Novas Histórias do Tempo da Velha Escola (DCCCXLVIII)

Sermonde, 15 de abril de 2042

Não me recordo de vos ter contado um episódio exemplar entre os mais exemplares, a estória breve de uma visita a uma escola agrícola. Após uma calorosa recepção, foi-me apresentado o aluno que iria acompanhar-me na visita.

“Ó cento e vinte e quatro, vem cá!”

E lá fui com o “124” até ao estábulo das vacas leiteiras.

“Esta, aqui, é a Joana. Aquela, ali, a que está a ser ordenhada é a Flora”.

As vacas tinham nome. Os alunos eram números. E, quando perguntei como se chamava, o “124”, ele achou estranho. Nunca alguém lhe tinha perguntado o nome próprio.

Se, como dizia o povo, era preciso “chamar as vacas pelos nomes”, volvidos uns quarenta anos, quis “colocar os pontos nos is”. Todo mundo, toda a gente usava palavras e expressões inadequadas, para designar objetos e fenômenos do campo educacional. Usava-se e abusava-se, por exemplo, da expressão “comunidade de aprendizagem”. E se dizia haver algo assim, algures.

Com origem no latim “communitas”, comunidade traduzia o ato de muitos, formando uma unidade. Em 1887, Tonnies incluiu no discurso científico conceitos como o do dualismo “sociedade” (Gemeinschaft) – “comunidade” (Gessellschaft), reagindo contra a concepção mecanicista de sociedade, então predominante. Fazia corresponder ao conceito de sociedade uma vontade refletida, com origem no arbítrio dos seus membros, enquanto comunidade corresponderia a uma vontade que ele reputava como essencial ou orgânica, um tipo de associação baseada em imperativos profundos do ser.

Num primeiro ensaio de teorização, poder-se-ia considerar a comunidade de aprendizagem como uma práxis comunitária assente em um modelo educacional gerador de desenvolvimento sustentável. E que poderia assumir a forma de rede social física, ou de rede virtual. 

Nas palavras de Lauro de Oliveira Lima, eram divisões celulares da macroestrutura em microestruturas federalizadas num conjunto maior, mais complexas, que facilitavam o encontro entre pessoas, espaços-tempos de preservação da unidade da pessoa.

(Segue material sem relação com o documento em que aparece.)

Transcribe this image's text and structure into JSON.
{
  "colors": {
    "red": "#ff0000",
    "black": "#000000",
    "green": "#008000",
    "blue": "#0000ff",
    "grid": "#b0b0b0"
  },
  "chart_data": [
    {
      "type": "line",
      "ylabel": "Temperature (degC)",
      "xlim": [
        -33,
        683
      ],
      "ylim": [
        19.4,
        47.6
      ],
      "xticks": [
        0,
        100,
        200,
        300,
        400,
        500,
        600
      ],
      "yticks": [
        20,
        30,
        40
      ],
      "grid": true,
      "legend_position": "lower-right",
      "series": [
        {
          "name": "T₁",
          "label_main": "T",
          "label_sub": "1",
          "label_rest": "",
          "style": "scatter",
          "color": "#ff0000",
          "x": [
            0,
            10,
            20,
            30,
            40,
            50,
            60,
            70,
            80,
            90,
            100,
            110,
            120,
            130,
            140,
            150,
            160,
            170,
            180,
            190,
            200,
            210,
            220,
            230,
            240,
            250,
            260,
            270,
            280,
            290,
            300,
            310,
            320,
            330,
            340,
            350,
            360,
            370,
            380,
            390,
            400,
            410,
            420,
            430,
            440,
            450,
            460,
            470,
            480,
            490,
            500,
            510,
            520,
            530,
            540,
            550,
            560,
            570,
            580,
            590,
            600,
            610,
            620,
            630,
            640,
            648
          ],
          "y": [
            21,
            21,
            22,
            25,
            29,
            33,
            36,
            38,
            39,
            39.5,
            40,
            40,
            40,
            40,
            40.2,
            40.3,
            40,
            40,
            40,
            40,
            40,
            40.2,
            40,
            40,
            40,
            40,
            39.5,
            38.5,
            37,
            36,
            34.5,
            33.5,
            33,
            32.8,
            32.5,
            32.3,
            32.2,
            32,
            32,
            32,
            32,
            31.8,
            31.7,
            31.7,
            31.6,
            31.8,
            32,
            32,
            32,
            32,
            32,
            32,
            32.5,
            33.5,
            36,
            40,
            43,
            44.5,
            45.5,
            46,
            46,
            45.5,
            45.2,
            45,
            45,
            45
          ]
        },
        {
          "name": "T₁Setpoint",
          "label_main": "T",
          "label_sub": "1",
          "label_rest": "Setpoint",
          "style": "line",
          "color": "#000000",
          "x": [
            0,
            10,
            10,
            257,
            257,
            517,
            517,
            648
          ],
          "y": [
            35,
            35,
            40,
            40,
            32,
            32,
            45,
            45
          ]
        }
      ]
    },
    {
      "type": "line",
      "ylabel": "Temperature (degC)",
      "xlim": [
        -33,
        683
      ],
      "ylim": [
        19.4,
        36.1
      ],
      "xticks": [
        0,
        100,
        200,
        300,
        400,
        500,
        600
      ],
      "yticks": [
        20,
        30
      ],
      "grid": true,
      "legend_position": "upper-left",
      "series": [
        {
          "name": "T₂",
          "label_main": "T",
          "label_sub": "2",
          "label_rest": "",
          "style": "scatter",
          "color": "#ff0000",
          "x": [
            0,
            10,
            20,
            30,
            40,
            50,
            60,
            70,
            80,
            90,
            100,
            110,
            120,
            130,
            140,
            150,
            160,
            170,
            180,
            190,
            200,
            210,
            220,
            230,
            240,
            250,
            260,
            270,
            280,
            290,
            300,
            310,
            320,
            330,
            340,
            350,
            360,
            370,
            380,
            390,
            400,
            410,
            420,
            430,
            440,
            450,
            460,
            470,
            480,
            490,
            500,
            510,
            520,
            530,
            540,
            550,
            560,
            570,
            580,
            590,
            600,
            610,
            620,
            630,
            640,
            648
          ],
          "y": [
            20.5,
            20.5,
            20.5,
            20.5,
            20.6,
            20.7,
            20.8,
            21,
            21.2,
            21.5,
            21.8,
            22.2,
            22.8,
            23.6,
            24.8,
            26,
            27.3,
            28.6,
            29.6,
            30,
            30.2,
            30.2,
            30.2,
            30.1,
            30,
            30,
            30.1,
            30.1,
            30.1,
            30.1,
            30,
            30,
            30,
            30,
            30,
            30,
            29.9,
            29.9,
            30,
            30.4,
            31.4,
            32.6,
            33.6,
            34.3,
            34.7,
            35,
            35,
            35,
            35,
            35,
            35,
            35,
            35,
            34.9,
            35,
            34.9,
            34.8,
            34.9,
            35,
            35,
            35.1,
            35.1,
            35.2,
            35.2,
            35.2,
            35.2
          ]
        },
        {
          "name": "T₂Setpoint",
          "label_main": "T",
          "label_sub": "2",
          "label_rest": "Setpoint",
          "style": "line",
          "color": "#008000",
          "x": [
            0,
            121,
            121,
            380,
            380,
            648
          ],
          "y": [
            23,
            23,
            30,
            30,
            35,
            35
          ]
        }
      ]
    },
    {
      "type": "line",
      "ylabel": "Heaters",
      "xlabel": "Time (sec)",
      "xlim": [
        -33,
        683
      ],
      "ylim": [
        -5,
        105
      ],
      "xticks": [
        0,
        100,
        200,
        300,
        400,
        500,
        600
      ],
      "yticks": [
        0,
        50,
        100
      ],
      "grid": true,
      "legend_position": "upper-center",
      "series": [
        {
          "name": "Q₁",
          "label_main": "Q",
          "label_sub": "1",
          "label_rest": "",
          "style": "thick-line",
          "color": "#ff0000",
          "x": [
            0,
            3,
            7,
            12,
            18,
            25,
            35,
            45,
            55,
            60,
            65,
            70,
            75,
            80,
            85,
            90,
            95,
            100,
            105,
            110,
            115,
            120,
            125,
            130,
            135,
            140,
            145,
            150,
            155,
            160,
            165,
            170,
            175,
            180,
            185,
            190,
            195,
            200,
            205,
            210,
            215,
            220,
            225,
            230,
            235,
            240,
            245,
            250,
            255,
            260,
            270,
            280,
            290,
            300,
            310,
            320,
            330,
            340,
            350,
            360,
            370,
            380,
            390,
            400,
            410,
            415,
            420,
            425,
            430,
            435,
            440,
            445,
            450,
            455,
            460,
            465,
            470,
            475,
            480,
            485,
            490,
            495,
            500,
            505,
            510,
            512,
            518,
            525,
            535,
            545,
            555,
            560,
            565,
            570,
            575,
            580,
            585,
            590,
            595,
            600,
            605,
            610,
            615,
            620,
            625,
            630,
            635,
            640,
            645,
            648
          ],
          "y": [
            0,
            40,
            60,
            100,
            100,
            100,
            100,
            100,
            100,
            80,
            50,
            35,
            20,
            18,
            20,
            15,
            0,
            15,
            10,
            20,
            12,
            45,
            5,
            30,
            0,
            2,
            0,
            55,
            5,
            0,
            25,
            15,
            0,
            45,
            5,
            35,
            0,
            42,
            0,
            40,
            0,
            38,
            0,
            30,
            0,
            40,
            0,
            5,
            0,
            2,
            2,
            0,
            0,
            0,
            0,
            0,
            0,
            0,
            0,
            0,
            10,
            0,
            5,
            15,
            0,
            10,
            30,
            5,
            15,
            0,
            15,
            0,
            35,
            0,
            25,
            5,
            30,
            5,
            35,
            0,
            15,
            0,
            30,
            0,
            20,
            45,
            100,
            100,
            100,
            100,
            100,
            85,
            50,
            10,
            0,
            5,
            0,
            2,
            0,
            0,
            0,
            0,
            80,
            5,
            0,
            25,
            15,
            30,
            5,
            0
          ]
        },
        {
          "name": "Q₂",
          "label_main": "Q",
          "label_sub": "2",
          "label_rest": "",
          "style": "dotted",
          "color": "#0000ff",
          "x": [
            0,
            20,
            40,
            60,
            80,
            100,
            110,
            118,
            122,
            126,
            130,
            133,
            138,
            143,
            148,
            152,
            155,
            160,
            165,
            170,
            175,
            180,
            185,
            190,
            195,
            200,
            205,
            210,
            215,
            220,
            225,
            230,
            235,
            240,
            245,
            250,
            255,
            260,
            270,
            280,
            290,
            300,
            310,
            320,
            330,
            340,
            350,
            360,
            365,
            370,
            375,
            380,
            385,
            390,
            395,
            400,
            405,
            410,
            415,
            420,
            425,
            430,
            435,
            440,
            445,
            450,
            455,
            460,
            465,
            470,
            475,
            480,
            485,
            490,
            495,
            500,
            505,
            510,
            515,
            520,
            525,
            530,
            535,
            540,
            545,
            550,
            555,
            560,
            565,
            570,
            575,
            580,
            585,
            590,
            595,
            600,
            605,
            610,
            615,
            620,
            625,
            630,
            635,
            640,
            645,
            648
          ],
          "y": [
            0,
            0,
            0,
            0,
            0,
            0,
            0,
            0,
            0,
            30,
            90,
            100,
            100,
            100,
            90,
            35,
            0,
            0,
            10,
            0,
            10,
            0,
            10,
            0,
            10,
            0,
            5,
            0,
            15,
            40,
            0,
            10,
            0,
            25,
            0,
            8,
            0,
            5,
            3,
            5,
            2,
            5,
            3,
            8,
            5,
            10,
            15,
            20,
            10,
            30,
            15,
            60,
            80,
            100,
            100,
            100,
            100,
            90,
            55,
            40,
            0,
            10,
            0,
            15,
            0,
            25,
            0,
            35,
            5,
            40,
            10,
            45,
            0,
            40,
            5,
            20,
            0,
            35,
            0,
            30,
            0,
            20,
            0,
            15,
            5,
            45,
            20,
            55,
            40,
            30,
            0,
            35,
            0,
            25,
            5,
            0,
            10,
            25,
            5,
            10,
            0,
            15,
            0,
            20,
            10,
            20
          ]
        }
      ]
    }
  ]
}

No abril de há vinte anos, começou a tomar forma concreta uma nova construção social de aprendizagem. Os seus princípios de ação configuram-na como uma alternativa ao modelo educacional concebido na Primeira Revolução Industrial e ainda hegemônico, nesse tempo. 

Tinha caráter inovador, dado que era inédita, útil, replicável, instituinte e sustentável. Recuperava práticas pedagógicas fundadas nos paradigmas da instrução e da aprendizagem, reconfigurando-as no contexto de práticas antropogógicas fundadas no paradigma da comunicação. Poder-se-ia configurar como comunidade de aprendizagem? A resposta não tardaria a chegar. 

No chão físico dos prédios das escolas, como no virtual, iniciativas afins surgiam. Na Internet, sites-embriões de Economia Solidária ofereciam espaço publicitário gratuito. E, em Mogi das Cruzes, eram dados os primeiros passos no sentido do “Desemparedamento da Infância”. 

Numa parceria com o Instituto Alana, o projeto “Educação Humanizada” projetava um novo olhar sobre os espaços físicos de aprendizagem, sobre territórios e espaços escolares. Encarava os bairros e as cidades como agentes educativos. Devolvia a criança à Natureza. Redefinia caminhos escolares, propiciava mobilidade ativa. 

A comunicação social dava notícia da implementação de “protótipos de comunidades de aprendizagem”: 

Alunos se organizam evitando as carteiras enfileiradas e aprendem por meio de projetos, sob a tutoria dos professores, que dialogam, não só com a escola, mas toda comunidade”.